We found that we were able to increase sales to this market with just a little extra effort. We invited one of the researchers to one of our annual users’ group meetings, where he presented a paper highlighting the work that our product enabled him to do.
We also instructed the people on our helpdesk to refer other scientists to this researcher when they called to ask about our hardware. The researcher loved building a community of like-minded practitioners, and we were able to provide better support with little to no additional costs.
The research and education market offered low-hanging fruit that we couldn’t pass up, but it was never going to be our primary market. To attain the sales volume needed to hit our corporate growth and profitability targets, we had to improve our performance in the industrial designer market.
That meant increasing the average transaction size and speeding the sales cycle.
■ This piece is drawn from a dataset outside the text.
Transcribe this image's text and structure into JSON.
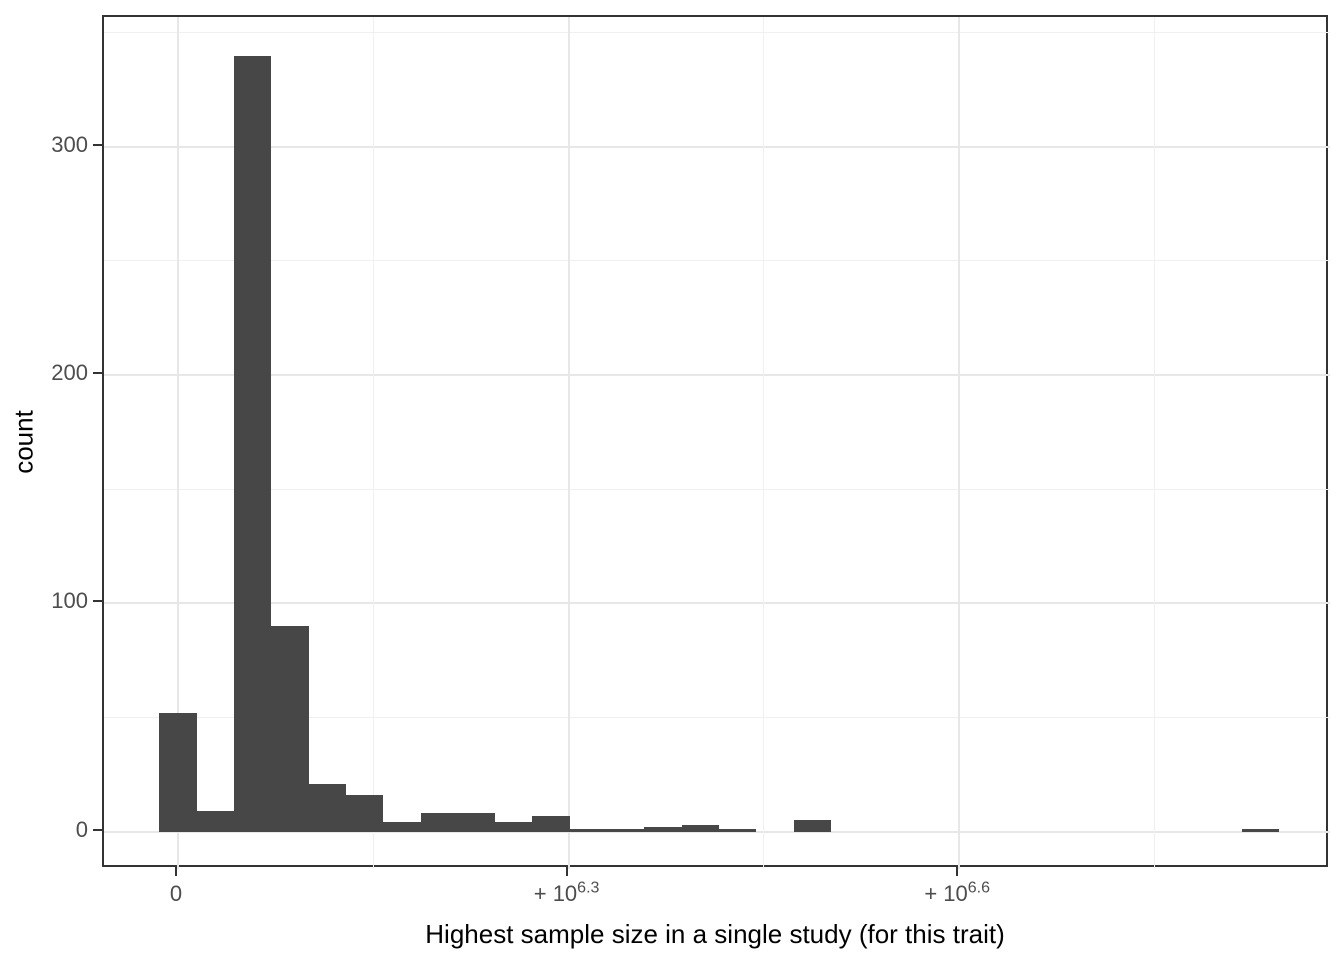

Based on our analysis, we determined we would see tremendous gains if we could cut the time to closing from nine months to six.
Collateral Damage
The next step was to investigate how to achieve this goal in two of our focus markets: shoe companies and toy makers. Intensive interviews with the sales force revealed that one big roadblock was the lack of marketing materials. Sales spent a lot of time basically building customized product information for each fresh prospect.
So we standardized and supplemented our marketing materials. The $20,000 we spent on collateral materials enabled us to accelerate our sales cycle as well as increase our close rate dramatically.
Our analysis also made clear that the salespeople were spending too much time on small accounts. A change to our incentive structure put an end to that quickly: As soon as the salespeople learned that sales to small accounts would make them essentially no money, they left that business to third-party distributors. With the improved marketing materials, they soon had enough big deals in the pipeline to maintain a pretty steady close rate.
In effect, we were telling our salespeople to fire — or at least reassign — their least profitable customers. That’s a responsibility that no CFO can duck. Sales doesn’t have to follow that advice, necessarily, but the CFO’s job is to provide the data, analysis and recommendations. For CFOs, the work will always come back to the numbers.
| About the Author |
Bill Aulet is Senior Lecturer and Entrepreneur in Residence at the Sloan School Center for Entrepreneurship at the Massachusetts Institute of Technology. He has an engineering degree from Harvard University and a Masters in Management Science from MIT’s Sloan School of Management. Aulet’s career began with an 11-year stint at IBM, where he rose to CFO for New England sales and service, responsible for more than $700 million in revenue. He later worked for start-ups in a variety of roles, including CFO of Viisage Technology. Aulet’s work at the Entrepreneurship Center includes how companies can better align finance and sales and marketing functions.